Si vos conditions de vie trop précaires viennent à fragiliser votre relation avec votre enfant et qu’il doive être placé, force est de constater que le placement voulu « temporaire » par la loi pour permettre de se ressaisir tend à devenir « de longue durée ».
Trop peu est fait pour accompagner l’enfant placé et ses parents afin qu’ils puissent améliorer leur relation. Ce manque de soutien nuit gravement aux démarches que font des parents défavorisés pour maintenir les relations, écrire, rendre visite (« c’est loin, c’est cher, les frères et sœurs sont placés à différents endroits »).
Les relations continuent à se fragiliser et peuvent paraître inexistantes. Tout ceci risque d’être interprété unilatéralement par l’administration comme un « délaissement ». Ce qui risque de conduire à des adoptions non comprises ni par l’enfant, ni par sa famille d’origine.
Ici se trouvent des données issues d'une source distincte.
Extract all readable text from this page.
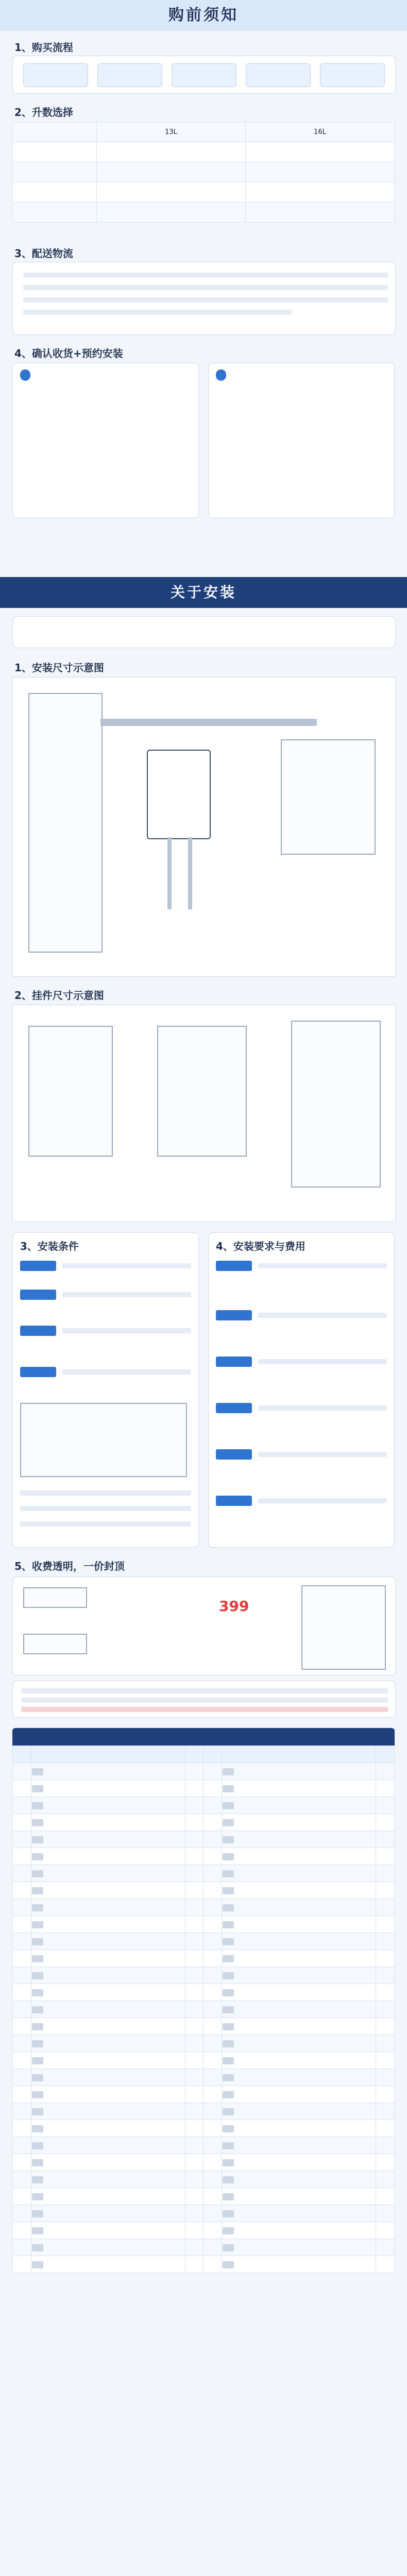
购前须知
1、购买流程
2、升数选择
	13L	16L

3、配送物流
4、确认收货+预约安装
关于安装
1、安装尺寸示意图
2、挂件尺寸示意图
3、安装条件	4、安装要求与费用
5、收费透明，一价封顶
399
De telles adoptions s’avèrent souvent difficiles par la suite.
Une vigilance nécessaire
Derrière la volonté de soutenir les enfants dans le malheur, se trouve souvent un a priori sous-jacent que l’on pourrait qualifier de « syndrome de l’arche de Zoé » : « On va sauver les enfants, ils seront toujours mieux ailleurs que dans leurs milieux d’origine néfastes. Nous ferons mieux qu’eux, autant ignorer ces milieux, leur famille, et sauver les enfants. » Tout ceci est ancré dans nos cultures vis-à-vis des pauvres. Des pays comme la Suisse ou l’Australie ont récemment reconnu le mal qui a été fait au début du 20e siècle en retirant massivement les enfants des pauvres et des aborigènes. Ces attitudes qui semblent efficaces à court terme pour le bien de l’enfant perpétuent en fait un mépris pour des peuples et pour des milieux, qui en sont durablement humiliés. Elles détruisent la confiance que ces milieux ou ces peuples pourraient avoir dans les institutions. Et cet enfant qu’on croit sauver ressentira le mépris que l’on a pour ses origines, ou une absence si on nie celles-ci. Ce faisant, on perpétue les ruptures qui désocialisent et l’on renforce cette relation de mépris entre nous qui crée la misère.
Nous avons rencontré les ministres Mmes Nadine Morano et Rama Yade pour parler avec elles de cette réforme annoncée. Nous prenons contact avec les députés pour les alerter sur les risques que pourrait représenter cette loi pour les plus démunis. Ce sont là des sujets délicats et, comme le préconisait Jean-Marie Colombani dans son rapport, ils devraient faire l’objet d’une conférence de consensus et d’un débat de société.
Bruno Tardieu, délégué national Atd Quart Monde France.